Ao vivo, ele era a mesma coisa do que na foto. Me ofereceu uma cerveja do frigobar. A excitação que a gente sentiu no vídeo se confirmou, e, na segunda cerveja, acabamos nos beijando. Aí eu não vou entrar nos detalhes com o senhor porque não vem ao caso. Basta dizer que a gente transou a tarde inteira. Até hoje me lembro.
O medo voltou no elevador. Só me senti seguro mesmo quando entrei no carro e saí do estacionamento para a rua. Disse para minha mulher que havia ido olhar um terreno em São Miguel Paulista. Tinha ficado preso na marginal por causa de um acidente de trânsito. Reclamei de dor de cabeça e fui direto para o chuveiro. Fiquei pensando no que eu tinha feito e digo para o senhor que, em geral, é melhor nem pensar muito sobre isso, porque é muito louco imaginar que você esteve pelado, tendo intimidade com alguém que nem conhece direito. E você abraça, beija, lambe, chupa. Uma maluquice.
Esse cara, por exemplo, eu nunca mais vou ver. Uma pena que perdemos o contato. Era um cara muito gente fina. Sempre penso nele. Acho que, depois de nosso encontro, ele mudou de emprego e parou de viajar a São Paulo. Uma vez, me ligou para marcar algo, mas eu não podia falar. Depois disso, nunca mais ligou.

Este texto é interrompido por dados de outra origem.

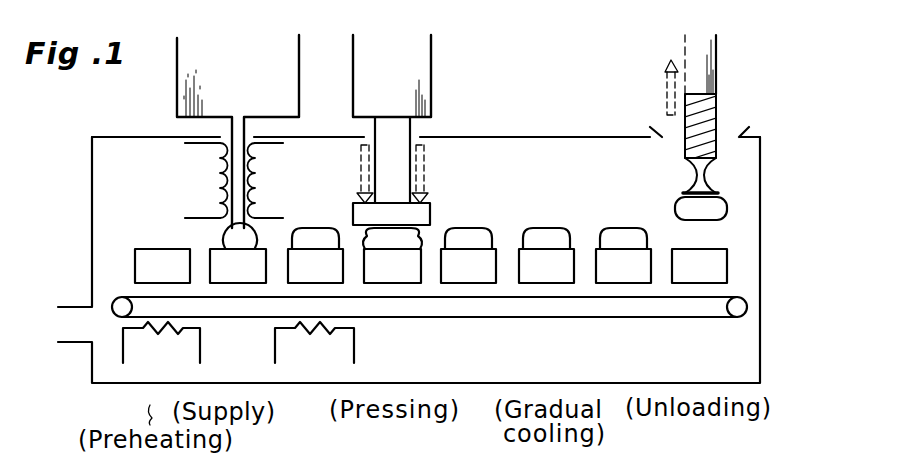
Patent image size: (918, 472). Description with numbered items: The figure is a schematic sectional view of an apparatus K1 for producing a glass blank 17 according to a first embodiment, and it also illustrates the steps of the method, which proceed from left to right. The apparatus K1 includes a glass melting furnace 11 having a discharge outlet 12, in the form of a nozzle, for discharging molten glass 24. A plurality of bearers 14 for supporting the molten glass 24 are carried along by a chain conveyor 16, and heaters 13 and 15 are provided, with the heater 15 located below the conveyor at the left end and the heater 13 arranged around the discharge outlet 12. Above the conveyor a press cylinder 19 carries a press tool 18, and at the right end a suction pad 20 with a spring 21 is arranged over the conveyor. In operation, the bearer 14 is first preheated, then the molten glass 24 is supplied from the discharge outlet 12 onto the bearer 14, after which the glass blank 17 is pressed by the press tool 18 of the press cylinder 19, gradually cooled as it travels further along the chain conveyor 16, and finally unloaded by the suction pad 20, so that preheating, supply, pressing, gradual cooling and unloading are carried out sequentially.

Lá em casa, ninguém desconfia de que eu faço isso. Imagina. Destruiria o meu casamento. Sou cuidadoso, mas também não vou ficar paranoico. Afinal, as estatísticas estão a meu favor. Ninguém precisa ficar sabendo. É melhor para todo mundo, o senhor não acha? Até fui a uma psicóloga por causa desse problema, e ela me disse que eu criava uma vida dupla para me reinventar. Aí, eu falei: Doutora, não é nada disso, não. A senhora não compreendeu nada. Eu não quero me reinventar. Ao contrário: o que eu quero é me desinventar. O senhor me entende, né?
Se der para encostar ali, do lado direito, logo depois da farmácia... Olha, tá certo. Muito obrigado. Um bom dia para o senhor também."